Another proof of no solution to $b^{n-1}\equiv-1\pmod{n}$ with $n$ odd. It is based on a neat lemma.
Lemma. Let $p>2$ be a prime. Then $x^{2^t}\equiv-1\pmod{p}$ has a solution iff $n\equiv1\pmod{2^{t+1}}$$p\equiv1\pmod{2^{t+1}}$.
Sketch of the proof. Prove by induction. The base case where $t=0$ is trivial. Suppose we have proved for $t=t_0$ and we consider $t=t_0+1$.
- Necessity: Suppose $\left({x_0}^2\right)^{2^{t_0}}\equiv{x_0}^{2^{t_0+1}}\equiv-1\pmod p$. Let $x_0^2\equiv a\pmod{p}$ and $a$ must be a quadratic residual of $p$. Hence, $a^{\frac{p-1}2}\equiv1\pmod p$. Noting that $a^{2^{t_0}}\equiv-1\pmod p$ and $2^{t_0}|\frac{p-1}2$ (from the inductive assumption), there must be $2^{t_0+1}|\frac{p-1}2$ and thus the result.
- Sufficiency: From the assumption we know $x^{2^{t_0}}\equiv-1\pmod{p}$ has a solution $x_0$. Moreover, since ${x_0}^\frac{p-1}2\equiv\left({x_0}^{2^{t_0+1}}\right)^{\frac{p-1}{2^{t_0+2}}}\equiv1\pmod{p}$, $x_0$ is a quadratic residual, which concludes the induction step.
Back to the problem: Prove by contradiction.

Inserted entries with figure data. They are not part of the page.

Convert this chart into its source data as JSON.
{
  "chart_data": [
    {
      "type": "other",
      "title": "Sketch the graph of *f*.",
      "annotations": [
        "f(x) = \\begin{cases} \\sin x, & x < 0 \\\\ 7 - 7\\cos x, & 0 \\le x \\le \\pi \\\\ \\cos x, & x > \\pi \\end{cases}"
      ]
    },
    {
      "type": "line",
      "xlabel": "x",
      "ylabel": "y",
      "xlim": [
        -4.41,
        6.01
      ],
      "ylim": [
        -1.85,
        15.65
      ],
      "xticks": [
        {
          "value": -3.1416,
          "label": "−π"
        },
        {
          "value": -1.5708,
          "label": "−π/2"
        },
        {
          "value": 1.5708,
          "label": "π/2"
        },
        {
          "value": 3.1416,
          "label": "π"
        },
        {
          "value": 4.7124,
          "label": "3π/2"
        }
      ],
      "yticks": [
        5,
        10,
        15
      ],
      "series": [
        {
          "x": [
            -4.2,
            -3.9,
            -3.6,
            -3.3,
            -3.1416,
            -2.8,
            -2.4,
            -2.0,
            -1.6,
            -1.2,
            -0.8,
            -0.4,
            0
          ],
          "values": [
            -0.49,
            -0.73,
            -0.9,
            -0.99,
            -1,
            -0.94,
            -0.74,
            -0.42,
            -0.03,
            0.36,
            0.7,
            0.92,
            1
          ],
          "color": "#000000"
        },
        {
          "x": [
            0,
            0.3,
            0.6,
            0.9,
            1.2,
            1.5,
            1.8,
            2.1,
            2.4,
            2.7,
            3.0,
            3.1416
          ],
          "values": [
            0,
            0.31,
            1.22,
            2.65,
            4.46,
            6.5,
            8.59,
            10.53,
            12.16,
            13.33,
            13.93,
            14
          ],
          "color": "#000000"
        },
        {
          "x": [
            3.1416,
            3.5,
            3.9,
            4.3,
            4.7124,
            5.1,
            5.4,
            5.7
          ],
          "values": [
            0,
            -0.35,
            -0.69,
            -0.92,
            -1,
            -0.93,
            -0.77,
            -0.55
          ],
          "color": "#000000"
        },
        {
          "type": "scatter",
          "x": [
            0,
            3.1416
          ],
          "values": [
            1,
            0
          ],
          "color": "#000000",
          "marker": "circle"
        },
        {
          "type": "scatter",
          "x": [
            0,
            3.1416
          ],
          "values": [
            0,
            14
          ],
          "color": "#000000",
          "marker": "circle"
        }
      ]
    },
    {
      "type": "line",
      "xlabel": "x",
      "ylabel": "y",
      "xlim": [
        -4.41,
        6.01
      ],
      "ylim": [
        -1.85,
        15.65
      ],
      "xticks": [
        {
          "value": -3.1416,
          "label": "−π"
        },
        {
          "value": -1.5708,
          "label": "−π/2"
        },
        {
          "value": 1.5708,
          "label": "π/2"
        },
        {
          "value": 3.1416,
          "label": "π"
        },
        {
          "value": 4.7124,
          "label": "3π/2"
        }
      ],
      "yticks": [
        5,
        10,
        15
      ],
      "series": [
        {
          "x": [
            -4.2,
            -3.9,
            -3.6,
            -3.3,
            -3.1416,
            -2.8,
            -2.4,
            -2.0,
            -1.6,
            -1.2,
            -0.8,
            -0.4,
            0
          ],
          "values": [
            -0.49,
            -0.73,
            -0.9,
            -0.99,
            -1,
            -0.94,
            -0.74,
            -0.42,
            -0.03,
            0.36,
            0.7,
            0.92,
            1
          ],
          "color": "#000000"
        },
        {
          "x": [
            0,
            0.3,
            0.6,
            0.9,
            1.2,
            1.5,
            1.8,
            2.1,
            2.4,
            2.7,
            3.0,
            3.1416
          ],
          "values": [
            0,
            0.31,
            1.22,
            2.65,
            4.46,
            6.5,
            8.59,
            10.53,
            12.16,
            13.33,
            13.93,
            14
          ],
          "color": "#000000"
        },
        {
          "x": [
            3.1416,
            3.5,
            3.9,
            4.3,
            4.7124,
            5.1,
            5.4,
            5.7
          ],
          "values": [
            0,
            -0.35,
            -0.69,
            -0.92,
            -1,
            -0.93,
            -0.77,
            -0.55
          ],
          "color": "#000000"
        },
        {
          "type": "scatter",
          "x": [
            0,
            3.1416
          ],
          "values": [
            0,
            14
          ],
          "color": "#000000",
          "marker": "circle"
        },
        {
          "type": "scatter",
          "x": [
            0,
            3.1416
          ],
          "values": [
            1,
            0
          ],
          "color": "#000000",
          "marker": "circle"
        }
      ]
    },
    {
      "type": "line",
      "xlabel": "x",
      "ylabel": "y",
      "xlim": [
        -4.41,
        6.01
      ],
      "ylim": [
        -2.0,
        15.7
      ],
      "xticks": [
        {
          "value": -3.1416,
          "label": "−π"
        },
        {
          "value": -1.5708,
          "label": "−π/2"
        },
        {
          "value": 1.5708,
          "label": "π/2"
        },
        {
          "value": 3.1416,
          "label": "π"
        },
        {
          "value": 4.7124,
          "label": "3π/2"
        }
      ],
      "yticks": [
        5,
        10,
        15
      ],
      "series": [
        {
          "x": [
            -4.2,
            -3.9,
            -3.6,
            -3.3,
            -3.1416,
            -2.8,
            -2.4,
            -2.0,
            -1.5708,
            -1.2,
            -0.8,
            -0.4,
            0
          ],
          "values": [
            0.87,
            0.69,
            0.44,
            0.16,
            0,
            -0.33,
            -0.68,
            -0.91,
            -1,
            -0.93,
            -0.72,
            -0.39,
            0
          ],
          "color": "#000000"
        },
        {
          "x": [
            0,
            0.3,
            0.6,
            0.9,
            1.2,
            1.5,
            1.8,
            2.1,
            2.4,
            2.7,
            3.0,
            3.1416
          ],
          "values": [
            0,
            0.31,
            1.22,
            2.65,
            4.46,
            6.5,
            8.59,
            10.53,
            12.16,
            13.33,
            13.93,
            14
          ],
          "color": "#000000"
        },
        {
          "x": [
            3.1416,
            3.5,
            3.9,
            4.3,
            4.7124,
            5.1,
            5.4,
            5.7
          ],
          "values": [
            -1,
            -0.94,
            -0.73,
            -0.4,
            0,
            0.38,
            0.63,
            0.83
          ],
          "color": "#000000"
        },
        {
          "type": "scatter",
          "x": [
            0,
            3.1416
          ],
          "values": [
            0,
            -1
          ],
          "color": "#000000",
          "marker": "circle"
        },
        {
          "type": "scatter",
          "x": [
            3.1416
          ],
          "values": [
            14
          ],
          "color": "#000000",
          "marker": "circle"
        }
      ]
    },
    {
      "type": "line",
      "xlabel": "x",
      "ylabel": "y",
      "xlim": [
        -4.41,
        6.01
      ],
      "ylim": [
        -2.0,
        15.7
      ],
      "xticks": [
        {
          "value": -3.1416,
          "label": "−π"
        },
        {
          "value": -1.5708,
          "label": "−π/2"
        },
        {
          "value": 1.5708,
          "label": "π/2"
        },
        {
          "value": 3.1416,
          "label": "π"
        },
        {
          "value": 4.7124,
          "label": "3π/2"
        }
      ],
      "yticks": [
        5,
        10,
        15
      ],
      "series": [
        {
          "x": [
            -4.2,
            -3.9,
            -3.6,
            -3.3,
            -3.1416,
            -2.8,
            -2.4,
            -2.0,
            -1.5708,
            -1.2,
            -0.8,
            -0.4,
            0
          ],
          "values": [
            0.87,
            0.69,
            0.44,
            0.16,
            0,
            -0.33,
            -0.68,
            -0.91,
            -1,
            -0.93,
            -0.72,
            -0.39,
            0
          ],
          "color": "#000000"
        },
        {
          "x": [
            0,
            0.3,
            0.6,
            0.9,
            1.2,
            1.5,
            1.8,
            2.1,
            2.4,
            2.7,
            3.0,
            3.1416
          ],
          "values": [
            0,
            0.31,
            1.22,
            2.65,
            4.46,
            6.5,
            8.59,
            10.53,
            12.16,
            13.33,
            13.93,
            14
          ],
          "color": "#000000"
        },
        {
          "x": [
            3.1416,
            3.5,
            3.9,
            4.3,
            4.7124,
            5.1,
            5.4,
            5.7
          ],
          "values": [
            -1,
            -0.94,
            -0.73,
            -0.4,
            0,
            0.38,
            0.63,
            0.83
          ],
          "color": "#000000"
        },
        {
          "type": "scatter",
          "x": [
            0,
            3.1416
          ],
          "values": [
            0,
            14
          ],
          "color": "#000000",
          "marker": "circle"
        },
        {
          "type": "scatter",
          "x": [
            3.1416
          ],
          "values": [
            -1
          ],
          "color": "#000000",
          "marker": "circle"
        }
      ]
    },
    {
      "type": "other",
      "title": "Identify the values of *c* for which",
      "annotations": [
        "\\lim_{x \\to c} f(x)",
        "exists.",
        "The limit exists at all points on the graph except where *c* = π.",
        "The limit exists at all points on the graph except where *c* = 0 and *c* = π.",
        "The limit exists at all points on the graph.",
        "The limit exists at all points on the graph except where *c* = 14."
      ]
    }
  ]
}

If not, let $2^t\|n-1$ where $t>0$. For any prime $p|n$, we have $2^{t+1}|p-1$ since $\left(b^{\frac{n-1}{2^t}}\right)^{2^t}\equiv-1\pmod{p}$ has a solution. However, this fact implies $2^{t+1}|n-1$, which is a contradiction. Hence, there is no such solution $(b,n)$ with $n$ odd.